Balasan dari si bos pun datang dengan cepat membuat Crisy tersenyum manis.
From Si Boss
Tentu, Sayang. Datanglah, aku menunggu. Welcome to my dream world. Have nice sleep.
To Si Boss
You too, Dev. Good night, have nice dream.

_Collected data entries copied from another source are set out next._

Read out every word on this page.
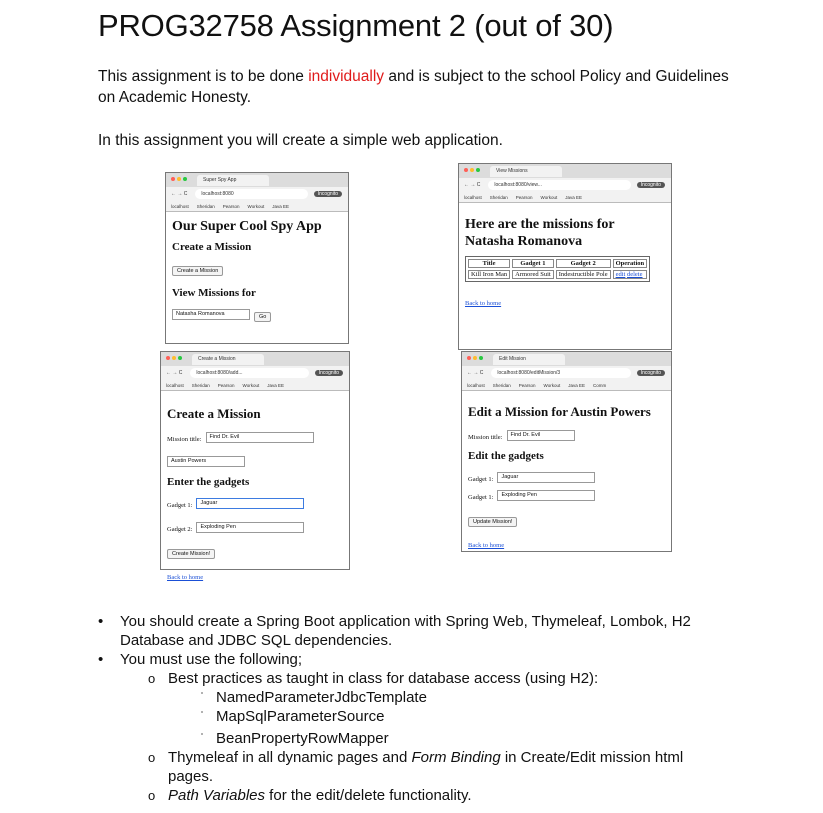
PROG32758 Assignment 2 (out of 30)
This assignment is to be done individually and is subject to the school Policy and Guidelines on Academic Honesty.
In this assignment you will create a simple web application.
Super Spy App
← → C	localhost:8080	Incognito
localhost Sheridan Pearson Workout Java EE
Our Super Cool Spy App
Create a Mission
Create a Mission
View Missions for
Natasha Romanova Go
View Missions
← → C	localhost:8080/view...	Incognito
localhost Sheridan Pearson Workout Java EE
Here are the missions for Natasha Romanova
Title	Gadget 1	Gadget 2	Operation
Kill Iron Man	Armored Suit	Indestructible Pole	edit delete
Back to home
Create a Mission
← → C	localhost:8080/add...	Incognito
localhost Sheridan Pearson Workout Java EE
Create a Mission
Mission title: Find Dr. Evil
Austin Powers
Enter the gadgets
Gadget 1: Jaguar
Gadget 2: Exploding Pen
Create Mission!
Back to home
Edit Mission
← → C	localhost:8080/editMission/3	Incognito
localhost Sheridan Pearson Workout Java EE Comm
Edit a Mission for Austin Powers
Mission title: Find Dr. Evil
Edit the gadgets
Gadget 1: Jaguar
Gadget 1: Exploding Pen
Update Mission!
Back to home
• You should create a Spring Boot application with Spring Web, Thymeleaf, Lombok, H2 Database and JDBC SQL dependencies.
• You must use the following;
o Best practices as taught in class for database access (using H2):
ˈ NamedParameterJdbcTemplate
ˈ MapSqlParameterSource
ˈ BeanPropertyRowMapper
o Thymeleaf in all dynamic pages and Form Binding in Create/Edit mission html pages.
o Path Variables for the edit/delete functionality.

Crisy mengetik balasan dengan cepat, barulah meletakkan ponsel itu di sebelahnya. Ia memejamkan mata, tetapi tiba-tiba Crisy kembali teringat sesuatu. “Ada apa dengan sss-nya?” monolognya. Berpikir sejenak, ia pun kembali mengambil ponsel untuk membuka akun sss. Seketika matanya membeliak tak percaya. Valeri menandai Devan dalam postingannya dengan caption yang menyentil hati Crisy. Ada rasa sakit sejenak mampir di hati gadis itu ketika memandang foto mereka berdua. Betapa mesranya sejoli itu.
“Cih,” desis Crisy. “Dasar wanita munafik.”
Crisy menutup ponselnya, mencoba menghapus bayang-bayang gambar Devan dan Valeri yang berpelukan di salah satu rumah daerah di taman mini. Rupanya mereka jalan-jalan sepanjang hari pantas saja Devan tak bisa dihubungi. Bolehkah sekarang Crisy merasa dikhianati?